TY-J already built thread

corbin.black

Active Member
I guess I should probably look for a 6.0 although a 5.3 would be sufficient. But for what you get for an extra $500 for a 6.0 it is worth it. I have a guy that only does motor swaps. He has quoted me $5000 for a 5.3 or $5500 for a 6.0. That includes everything to get me running including a th400, the adapter to the 231/300, custom harness, and anything else needed to get me on the trail.

The price difference is worth it in my opinion. Does the "guy" have any contact information? I currently have a TJ with no drivetrain and those sound like very reasonable prices.
 

Gravy

Ant Anstead of Dirtbikes
Supporting Member
you'll likely be putting in a new tcase crossmember, and driveshafts because the engine and trans combo will be a different length.

Not to mention chopping up the whole front end to fit the motor, and possibly new upper links to fit around the bigger motor... etc...
 

Cascadia

Undecided
Location
Orem, Utah
It will still be a while that's why I'm trying to start budgeting for it. I can't find the dimensions anywhere for the 6.0 for the life of me. If it was possible I would love to leave my t cases where they are at which would leave the driveshafts the same length. That's why I'm trying to find the dimensions of the 6.0. I know how long the th400 is. Only thing of be worried about is the oil pan at full bump and the upper links depending on the width.
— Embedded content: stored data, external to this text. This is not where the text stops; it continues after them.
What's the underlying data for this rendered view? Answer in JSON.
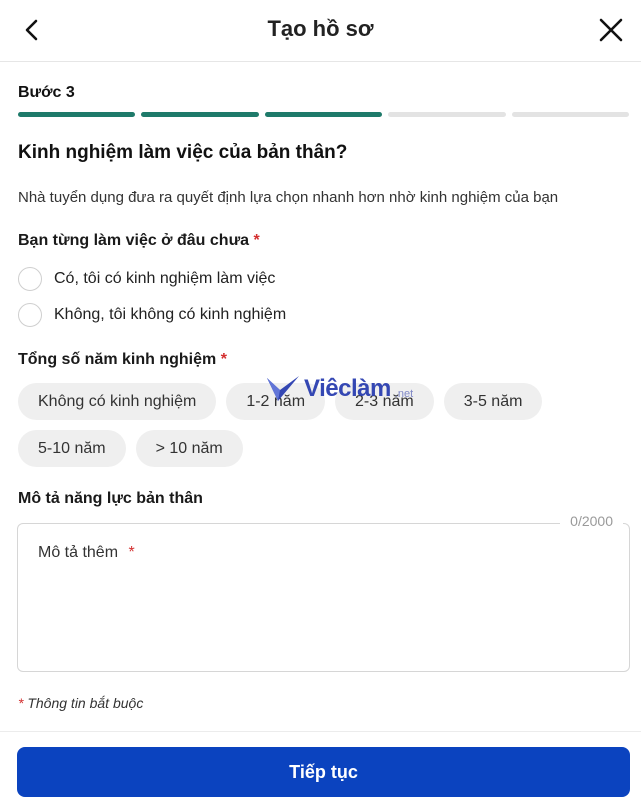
{
  "header": {
    "title": "Tạo hồ sơ",
    "back_icon": "chevron-left-icon",
    "close_icon": "close-icon"
  },
  "step": {
    "label": "Bước 3",
    "current": 3,
    "total": 5
  },
  "question": "Kinh nghiệm làm việc của bản thân?",
  "description": "Nhà tuyển dụng đưa ra quyết định lựa chọn nhanh hơn nhờ kinh nghiệm của bạn",
  "worked_before": {
    "label": "Bạn từng làm việc ở đâu chưa",
    "required_mark": "*",
    "options": [
      {
        "label": "Có, tôi có kinh nghiệm làm việc",
        "selected": false
      },
      {
        "label": "Không, tôi không có kinh nghiệm",
        "selected": false
      }
    ]
  },
  "years_experience": {
    "label": "Tổng số năm kinh nghiệm",
    "required_mark": "*",
    "options": [
      "Không có kinh nghiệm",
      "1-2 năm",
      "2-3 năm",
      "3-5 năm",
      "5-10 năm",
      "> 10 năm"
    ]
  },
  "self_description": {
    "label": "Mô tả năng lực bản thân",
    "counter": "0/2000",
    "placeholder": "Mô tả thêm",
    "required_mark": "*"
  },
  "required_note": {
    "mark": "*",
    "text": "Thông tin bắt buộc"
  },
  "watermark": {
    "text": "Viêclàm",
    "suffix": ".net"
  },
  "footer": {
    "continue_label": "Tiếp tục"
  },
  "colors": {
    "accent": "#0b43bf",
    "progress_done": "#1e7a6a",
    "progress_todo": "#e3e3e3",
    "required": "#d32f2f",
    "watermark": "#2b3fb0"
  }
}
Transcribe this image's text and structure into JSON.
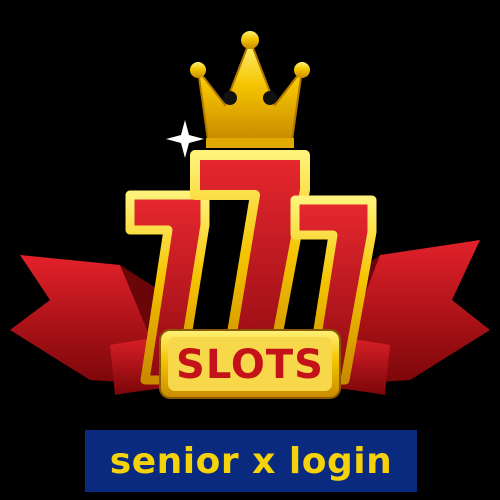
{
  "logo": {
    "word": "SLOTS",
    "digits": [
      "7",
      "7",
      "7"
    ]
  },
  "caption": {
    "text": "senior x login"
  },
  "colors": {
    "background": "#000000",
    "gold": "#f5c400",
    "red": "#c4121a",
    "caption_bg": "#0a2a80",
    "caption_text": "#f5d20a"
  },
  "icons": {
    "crown": "crown-icon",
    "sparkle": "sparkle-icon",
    "ribbon": "ribbon-banner"
  }
}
Anybody know the length of a 6.0/th400? And also the width of the 6.0?
 

RockChucker

Well-Known Member
Location
Highland
You'll have to burn that bridge when you get there. The width will partially depend on how low or high you mount the engine on the frame rails. Length is fixed but could "change" based on how far forward or back you mount it. My bet is you'll run into more issues with engine mounts, headers and exhaust in general with link clearances than anything else. You can position the engine a number of ways to make things fit. I wouldn't compromise on drivetrain location over driveshaft mods though. It costs what, $80 to modify the length? Not worth compromising a $5000 project for $80. Just my opinion. Especially if you end up having to totally redo your suspension or have custom headers built to clear things when you could have made it work if you were willing to change your driveshafts.
 

Cascadia

Undecided
Location
Orem, Utah
I have no problem moving the t case and crossmember and cutting the driveshafts. But I'm just saying that in a perfect world I would be able to leave them where they are and mount the trans and motor in front of it with clearance everywhere I need it. Probably won't happen but that's what I would hope for.
 

Cascadia

Undecided
Location
Orem, Utah
Nobody on here was supposed to see that. Just testing the waters and didn't want to do a feeler thread on here. I've only had it out once since I got it. With all the riding and races I am planning on this year I won't have time for it. I am headed to Moab with it Friday though so we'll see if my mind is changed.
 

corbin.black

Active Member
sorry, didn't mean to spill the beans..
just saw it on KSL and was wondering what was up. actually at first i saw your car and them it showed the jeep on your other listings..
makes sense, I would be inclined to list it for sale also if I was in your situation.
 

Cascadia

Undecided
Location
Orem, Utah
No worries. I've got just about everything listed for sale right now. On top of being too busy we are hoping to start building a house soon. So I've got my STI, YFZ450, Jeep, and I even thought about listing my truck. My house is for sale too. ;)
 

Cascadia

Undecided
Location
Orem, Utah
What did I break today?! Was attempting potato salad today going up the right side. I slid off the top ledge and I had to reposition because of it. When I was done backing up I was holding the brake and shifting from reverse to 1st gear. It slid back a little and when I let the clutch out I heard a pop. After that I had no clutch. I can shift gears while the jeep is off but if I try shifting while it is on it just grinds. If I push the clutch in the jeep continues to move as if it's under power and gear.
 

cuban b

You're all WEAK SAUCE!
we need more info. Does your pedal feel normal, or does it fall to the floor. Crawl under and look at it. I think the slave cylinder on that one is external, but I can't remember for sure. You'll be able to see if things are hanging down or broken. If everything checks out there, it could be the master cylinder or slave cylinder, or a line if there is fluid leaking out.
 

Cascadia

Undecided
Location
Orem, Utah
My pedal doesn't fall to the floor but it doesn't have the pressure a clutch normally has. I've been under it a few times and can't see anything out of the ordinary or anything hanging down and it isn't leaking anything. Is the clutch fork just inside the trans where the hydraulic line hooks to it? I can shift normally as long as I turn the jeep off to shift. So basically everything is working except for whatever is engaging the clutch, or at least this is what I'm thinking. I can still feel the clutch spinning and feels like all teeth are in tact when I tried shifting into first gear from neutral but I can't get in gear and it just grinds if the jeep is on.
 

Cascadia

Undecided
Location
Orem, Utah
Any other ideas? I'm leaning towards the clutch fork but don't want to pull my driveshafts, t case, crossmember, shifters, trans, until I have exhausted any other external ideas. If any.
 

chans

Registered User
Location
Sandy
It is probably the internal slave cylinder inside the bell housing came off. I f I remember right there are clips or something that holds it to the housing that break or it just died.